Las hojas en los árboles se mecían al compás del frío viento, desprendiéndose algunas de las ramificaciones para terminar en el suelo andando libres al compás del aire. Negras nubes avanzaban en el cielo cubriendo el sol, extendiendo la oscuridad por todo el largo de la ciudad.

Kenia caminó entre los árboles hasta la parte trasera del hospital donde, tras detenerse justo en la ventana de la habitación de James, alzó la vista y observó con atención. En la mano izquierda de la joven podía apreciarse una pequeña silueta blanca teñida de color carmesí: un conejo muerto. De su mano derecha colgaba una cuchara oxidada.

Kenia sujetaba al animalito de una de las patas traseras, mientras la sangre le escurría desde la cara hasta el cuerpo manchando el pasto. Ella esperó con gran paciencia en el mismo lugar, meciéndosele el cabello con las ondas del aire.

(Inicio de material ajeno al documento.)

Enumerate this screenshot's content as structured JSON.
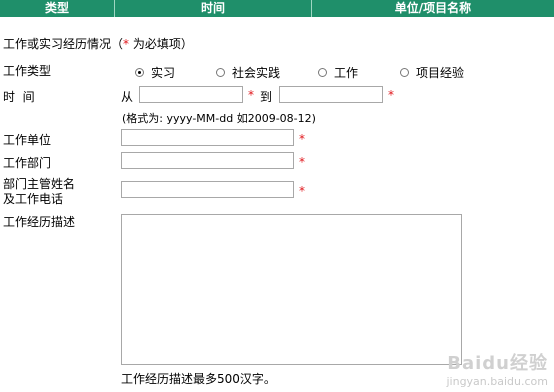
{
  "header": {
    "col1": "类型",
    "col2": "时间",
    "col3": "单位/项目名称"
  },
  "section_title": "工作或实习经历情况（",
  "section_title_req": "*",
  "section_title_tail": " 为必填项）",
  "work_type": {
    "label": "工作类型",
    "options": [
      "实习",
      "社会实践",
      "工作",
      "项目经验"
    ],
    "selected": "实习"
  },
  "time": {
    "label": "时  间",
    "from_label": "从",
    "to_label": "到",
    "from_value": "",
    "to_value": "",
    "format_hint": "(格式为: yyyy-MM-dd 如2009-08-12)"
  },
  "work_unit": {
    "label": "工作单位",
    "value": ""
  },
  "work_dept": {
    "label": "工作部门",
    "value": ""
  },
  "supervisor": {
    "label_line1": "部门主管姓名",
    "label_line2": "及工作电话",
    "value": ""
  },
  "description": {
    "label": "工作经历描述",
    "value": "",
    "hint": "工作经历描述最多500汉字。"
  },
  "required_mark": "*",
  "watermark": {
    "logo": "Baidu经验",
    "url": "jingyan.baidu.com"
  }
}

Cuando Fred salió de la habitación de James con dirección al baño, los ojos del muchacho se abrieron despacio, revelando que éstos se encontraban totalmente negros y con los amoratados párpados más visibles que nunca. Las ojeras se marcaban en su rostro como si sus ojos no fuesen más que una ilusión, y los pómulos se asomaban bajo la pizca de carne que le quedaba pegada al cuerpo.

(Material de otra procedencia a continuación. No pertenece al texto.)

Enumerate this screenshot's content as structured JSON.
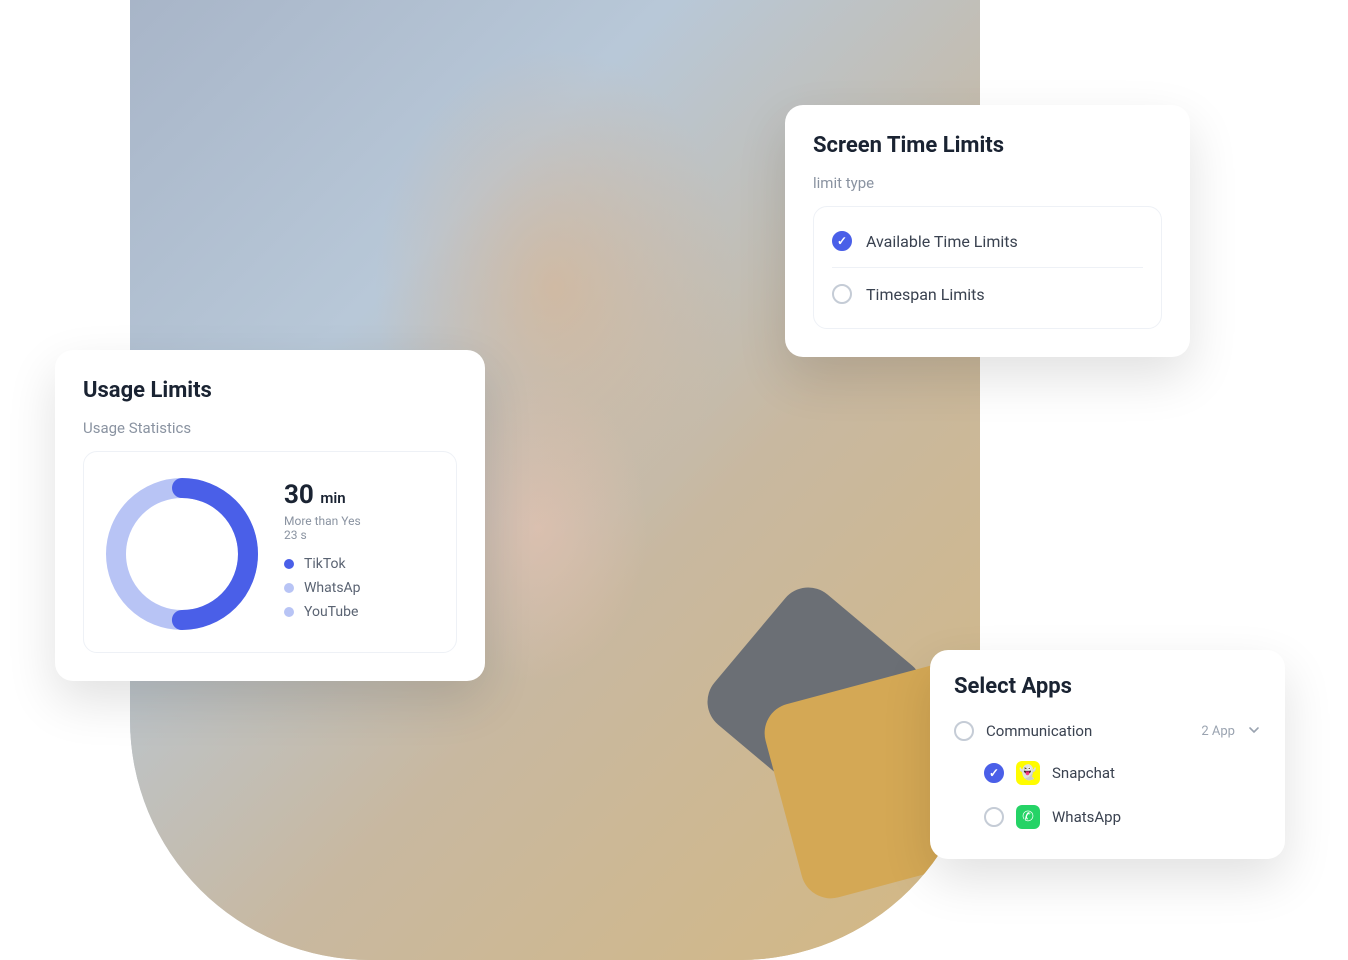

James se levantó del suelo y luego de caminar hasta la ventana, se asomó hacia el suelo donde Kenia permanecía inmóvil. La mirada de la chica se cruzó con la de James, quien tras notar el conejo blanco y la cuchara en sus manos, sonrió con maldad. Kenia asintió con calma mientras compartía la sonrisa escalofriante de James.